5. Also, Insert operation can make more steps than just sending Insert, for example first time, it can establish connection that involves calling internal commands + configuring retries + enabling implicit sessions and etc. It also doesn't really fair blindly collect the duration for whole operation. But if you want to gather this information, you may look at events that we already have for this target: ConnectionSentMessagesEvent  and ConnectionReceivedMessageEvent , you may see how I used them in the provided gist in InsertWithLogging method.
Gist

Comment by Sebastian Stehle [ 22/Jun/22 ]

Hi James,

I don't think that the MongoDB driver is more configurable than Newtonsoft.JSON, but this is another story. For me the main difference in performance of the serializer are probably these two areas:

  1. Buffer Management: You have this very nice and complex buffer management, which has an overhead per field. If you serialize everything to memory first and then write it to MongoDB serializer in one go, you have this overhead only once instead of thousand of times.
  2. String conversion: Newtonsoft.JSON serializes to Unicode and then it makes the conversion to UTF8 instead of on a per field basis.
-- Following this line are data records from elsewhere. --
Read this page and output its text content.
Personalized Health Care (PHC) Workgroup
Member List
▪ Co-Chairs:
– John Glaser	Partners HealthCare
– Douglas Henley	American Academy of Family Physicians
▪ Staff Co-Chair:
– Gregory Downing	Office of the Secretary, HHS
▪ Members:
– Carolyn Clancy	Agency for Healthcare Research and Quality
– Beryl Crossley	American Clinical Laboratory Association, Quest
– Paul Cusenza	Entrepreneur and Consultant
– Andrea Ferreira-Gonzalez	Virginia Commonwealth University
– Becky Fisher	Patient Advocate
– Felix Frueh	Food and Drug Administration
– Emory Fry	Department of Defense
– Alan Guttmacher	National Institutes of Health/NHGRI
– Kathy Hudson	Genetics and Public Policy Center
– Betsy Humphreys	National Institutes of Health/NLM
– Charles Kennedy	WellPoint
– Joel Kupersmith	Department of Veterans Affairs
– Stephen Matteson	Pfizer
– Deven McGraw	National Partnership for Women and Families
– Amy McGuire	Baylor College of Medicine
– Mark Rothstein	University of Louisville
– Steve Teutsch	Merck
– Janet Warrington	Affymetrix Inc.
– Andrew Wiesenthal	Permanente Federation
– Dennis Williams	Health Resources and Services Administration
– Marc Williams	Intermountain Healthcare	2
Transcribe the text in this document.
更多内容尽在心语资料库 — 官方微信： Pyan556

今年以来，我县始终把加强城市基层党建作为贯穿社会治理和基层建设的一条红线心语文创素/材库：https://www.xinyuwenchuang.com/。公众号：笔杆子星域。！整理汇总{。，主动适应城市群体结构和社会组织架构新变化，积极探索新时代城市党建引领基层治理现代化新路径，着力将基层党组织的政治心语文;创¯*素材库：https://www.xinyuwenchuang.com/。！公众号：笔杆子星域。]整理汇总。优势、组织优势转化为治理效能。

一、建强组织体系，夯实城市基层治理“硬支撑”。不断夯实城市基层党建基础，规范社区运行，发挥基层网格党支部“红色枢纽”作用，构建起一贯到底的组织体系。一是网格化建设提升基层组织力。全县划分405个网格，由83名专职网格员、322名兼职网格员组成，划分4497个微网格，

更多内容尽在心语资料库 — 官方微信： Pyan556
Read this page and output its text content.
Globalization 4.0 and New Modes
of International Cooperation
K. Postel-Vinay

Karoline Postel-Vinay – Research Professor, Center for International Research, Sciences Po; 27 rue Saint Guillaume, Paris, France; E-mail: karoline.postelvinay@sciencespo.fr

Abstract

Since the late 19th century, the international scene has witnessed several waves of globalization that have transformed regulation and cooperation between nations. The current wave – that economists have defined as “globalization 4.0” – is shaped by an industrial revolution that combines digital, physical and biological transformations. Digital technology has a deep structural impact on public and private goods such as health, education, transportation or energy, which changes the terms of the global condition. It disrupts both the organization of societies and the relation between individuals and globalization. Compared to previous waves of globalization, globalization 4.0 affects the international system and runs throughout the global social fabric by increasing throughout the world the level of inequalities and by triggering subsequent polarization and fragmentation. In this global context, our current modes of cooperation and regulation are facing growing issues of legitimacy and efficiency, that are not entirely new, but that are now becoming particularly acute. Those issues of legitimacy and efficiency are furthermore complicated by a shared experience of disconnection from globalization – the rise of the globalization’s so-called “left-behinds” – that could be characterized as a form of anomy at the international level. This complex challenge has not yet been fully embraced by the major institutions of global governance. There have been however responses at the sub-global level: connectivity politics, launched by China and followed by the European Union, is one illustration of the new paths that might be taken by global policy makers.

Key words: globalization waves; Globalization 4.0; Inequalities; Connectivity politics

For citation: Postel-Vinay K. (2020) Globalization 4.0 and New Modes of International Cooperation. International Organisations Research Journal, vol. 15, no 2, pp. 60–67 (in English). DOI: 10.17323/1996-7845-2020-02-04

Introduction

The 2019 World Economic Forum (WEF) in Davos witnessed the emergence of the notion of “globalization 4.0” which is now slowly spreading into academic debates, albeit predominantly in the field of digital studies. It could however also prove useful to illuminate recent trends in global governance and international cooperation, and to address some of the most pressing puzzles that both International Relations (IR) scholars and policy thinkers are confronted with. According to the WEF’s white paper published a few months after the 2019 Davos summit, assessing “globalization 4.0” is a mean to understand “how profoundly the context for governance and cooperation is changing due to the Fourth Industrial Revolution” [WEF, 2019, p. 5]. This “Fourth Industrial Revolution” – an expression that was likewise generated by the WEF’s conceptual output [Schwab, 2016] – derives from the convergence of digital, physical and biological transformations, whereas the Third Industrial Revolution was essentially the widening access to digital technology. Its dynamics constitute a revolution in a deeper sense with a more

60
But this is not what I do not understand:

If you take this line: 

Serialized 00:00:00.0294601 - Raw 00:00:00.0319273 - Json 00:00:00.0068617 - Bson 00:00:00.0060091 - HTTP 00:00:00.003644

I compare the full insert time (first column) with BSON serializer performance (4th column). MongoDB reports 3ms in the profiler.

So you have 30ms - 6ms - 3ms = 21ms. What are these 21 ms spent on?

 

Comment by James Kovacs [ 21/Jun/22 ]

Hi, mail2stehle@gmail.com,

Thank you for filing this issue. Due to the complexities of serialization in our driver - which are much more configurable than Newtonsoft.JSON - there is going to be a certain amount of per-field overhead. I'm going to spend some time understanding your reproduction later this week to understand if there are areas where we can improve our performance in your scenario. I'll update this ticket with my findings and whether I require any additional input from you. I appreciate your patience as we investigate further.